Por unanimidade, a Primeira Câmara de Direito Público e Coletivo do Tribunal de Justiça de Mato Grosso (TJMT) rejeitou pedido do ex-deputado estadual Antônio Azambuja (PP) para suspender uma decisão de primeira instância que instaurou processo por improbidade administrativa. A denúncia partiu do Ministério Público Estadual (MPE).

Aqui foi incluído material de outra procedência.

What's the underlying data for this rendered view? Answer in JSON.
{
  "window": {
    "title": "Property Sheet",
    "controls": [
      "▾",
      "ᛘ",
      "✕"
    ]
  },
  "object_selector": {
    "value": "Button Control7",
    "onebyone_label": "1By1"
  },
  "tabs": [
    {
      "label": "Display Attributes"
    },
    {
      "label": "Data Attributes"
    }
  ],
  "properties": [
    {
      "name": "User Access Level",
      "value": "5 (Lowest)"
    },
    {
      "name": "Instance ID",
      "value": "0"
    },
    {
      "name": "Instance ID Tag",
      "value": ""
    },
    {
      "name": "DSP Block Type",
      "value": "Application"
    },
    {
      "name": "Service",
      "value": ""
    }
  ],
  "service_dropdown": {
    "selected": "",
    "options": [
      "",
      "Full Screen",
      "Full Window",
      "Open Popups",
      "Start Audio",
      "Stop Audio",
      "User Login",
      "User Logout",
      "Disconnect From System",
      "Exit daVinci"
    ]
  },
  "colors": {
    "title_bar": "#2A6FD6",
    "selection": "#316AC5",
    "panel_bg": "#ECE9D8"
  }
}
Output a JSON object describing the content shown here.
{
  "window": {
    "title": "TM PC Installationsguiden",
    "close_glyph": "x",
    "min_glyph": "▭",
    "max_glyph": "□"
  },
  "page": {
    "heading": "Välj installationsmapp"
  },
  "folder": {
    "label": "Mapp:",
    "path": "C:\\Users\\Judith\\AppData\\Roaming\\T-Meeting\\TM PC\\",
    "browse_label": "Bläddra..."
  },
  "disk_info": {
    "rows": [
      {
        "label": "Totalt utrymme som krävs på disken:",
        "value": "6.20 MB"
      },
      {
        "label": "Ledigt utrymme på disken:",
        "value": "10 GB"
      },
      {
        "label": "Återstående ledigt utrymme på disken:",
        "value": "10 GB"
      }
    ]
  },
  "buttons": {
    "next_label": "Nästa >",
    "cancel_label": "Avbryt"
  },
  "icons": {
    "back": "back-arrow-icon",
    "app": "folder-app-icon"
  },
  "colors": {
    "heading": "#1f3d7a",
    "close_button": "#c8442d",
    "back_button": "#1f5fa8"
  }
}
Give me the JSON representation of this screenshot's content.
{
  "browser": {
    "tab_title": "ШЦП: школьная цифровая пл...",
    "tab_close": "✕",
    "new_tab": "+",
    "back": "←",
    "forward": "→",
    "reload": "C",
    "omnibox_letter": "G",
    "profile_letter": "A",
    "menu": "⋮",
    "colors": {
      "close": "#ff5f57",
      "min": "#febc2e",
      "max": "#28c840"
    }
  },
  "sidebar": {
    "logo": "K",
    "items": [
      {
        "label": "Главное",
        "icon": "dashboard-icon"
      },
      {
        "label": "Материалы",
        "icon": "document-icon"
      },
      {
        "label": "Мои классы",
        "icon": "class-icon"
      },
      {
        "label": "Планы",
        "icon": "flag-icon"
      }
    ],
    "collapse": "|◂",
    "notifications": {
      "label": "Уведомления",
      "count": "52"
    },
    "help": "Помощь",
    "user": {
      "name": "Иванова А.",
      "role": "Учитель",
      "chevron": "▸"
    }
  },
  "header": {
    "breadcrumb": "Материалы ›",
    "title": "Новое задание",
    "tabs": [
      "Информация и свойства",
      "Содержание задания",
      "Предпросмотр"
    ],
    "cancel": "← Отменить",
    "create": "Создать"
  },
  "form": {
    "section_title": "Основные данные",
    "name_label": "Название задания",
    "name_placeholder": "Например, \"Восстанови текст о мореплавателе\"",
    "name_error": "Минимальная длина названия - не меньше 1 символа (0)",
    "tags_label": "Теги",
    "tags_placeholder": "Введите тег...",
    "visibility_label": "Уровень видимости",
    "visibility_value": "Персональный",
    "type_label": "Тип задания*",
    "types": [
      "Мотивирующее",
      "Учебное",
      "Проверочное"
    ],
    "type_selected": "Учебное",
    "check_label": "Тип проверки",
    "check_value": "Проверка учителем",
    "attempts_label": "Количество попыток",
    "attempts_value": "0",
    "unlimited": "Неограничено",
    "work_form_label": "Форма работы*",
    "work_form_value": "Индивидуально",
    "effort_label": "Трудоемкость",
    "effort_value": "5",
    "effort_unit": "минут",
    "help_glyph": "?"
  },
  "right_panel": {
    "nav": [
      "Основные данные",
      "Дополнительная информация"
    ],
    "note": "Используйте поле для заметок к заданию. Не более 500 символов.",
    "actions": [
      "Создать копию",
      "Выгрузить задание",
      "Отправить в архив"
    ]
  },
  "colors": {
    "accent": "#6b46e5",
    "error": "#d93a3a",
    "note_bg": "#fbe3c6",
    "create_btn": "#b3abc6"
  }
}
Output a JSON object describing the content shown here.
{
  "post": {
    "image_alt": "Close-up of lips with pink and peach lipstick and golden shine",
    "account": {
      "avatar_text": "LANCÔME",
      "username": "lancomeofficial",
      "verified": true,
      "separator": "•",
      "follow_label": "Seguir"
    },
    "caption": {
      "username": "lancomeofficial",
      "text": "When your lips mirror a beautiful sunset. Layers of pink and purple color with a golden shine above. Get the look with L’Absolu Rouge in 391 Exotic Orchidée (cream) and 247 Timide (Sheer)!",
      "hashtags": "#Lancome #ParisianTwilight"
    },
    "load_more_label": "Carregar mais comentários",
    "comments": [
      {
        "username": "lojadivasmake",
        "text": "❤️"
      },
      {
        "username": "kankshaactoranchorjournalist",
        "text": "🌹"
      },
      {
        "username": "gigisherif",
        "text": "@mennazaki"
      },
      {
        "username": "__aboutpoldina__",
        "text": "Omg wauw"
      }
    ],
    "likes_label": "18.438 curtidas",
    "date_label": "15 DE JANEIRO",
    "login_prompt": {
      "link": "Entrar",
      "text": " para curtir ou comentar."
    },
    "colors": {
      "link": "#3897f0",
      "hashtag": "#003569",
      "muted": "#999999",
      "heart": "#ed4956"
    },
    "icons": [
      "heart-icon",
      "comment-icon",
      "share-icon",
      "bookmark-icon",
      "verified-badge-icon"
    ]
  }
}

A decisão foi publicada nesta segunda-feira (15) e também mantém um bloqueou de até R$ 1 milhão dos bens do ex-deputado.

Azambuja é acusado de receber R$ 600 mil em propina do ex-governador Silval Barbosa para não fiscalizar obras relacionadas à Copa do Mundo de 2014 e ao projeto de infraestrutura MT Integrado, que previa interligar 44 municípios com pavimentação asfáltica – um investimento de R$ 1,1 bilhão.

Segundo o MP, a propina foi paga em 12 parcelas de R$ 50 mil. Um dos pagamentos foi gravado em vídeo pelo ex-chefe de gabinete de Silval, Silvio César Correa de Araújo. O material integra o processo de colaboração premiada de ambos.

(Foto: Reprodução)

O que disse a defesa?

Azambuja ingressou com agravo de instrumento alegando que não havia fundamento na decisão do juízo de primeiro grau que recebeu a ação civil pública e instaurou o processo.

Relator do recurso, o desembargador Márcio Vidal sustentou, todavia, que a defesa do ex-deputado não apresentou argumentos para rebater o volume de provas produzidos pela parte autora e, tampouco, conseguiu explicar a origem do dinheiro que Azambuja recebe nas cenas do vídeo.

“A filmagem do Agravante recebendo valores de Sílvio Cézar Correia de Araújo, que foi exibida no programa Fantástico, da Rede Globo, reforça o entendimento de que há fortes indícios da prática de ato ímprobo (…). Não há como desconsiderar que a confirmação do pagamento de propina para os deputados estaduais é fato público e notório, já que confirmado, nas delações firmadas por Silval Barbosa, Pedro Nadaf, José Riva e outros”, argumentou o magistrado.

O voto foi acompanhado pelas desembargadoras Helena Maria Bezerra Ramos e Maria Erotides Baranjak.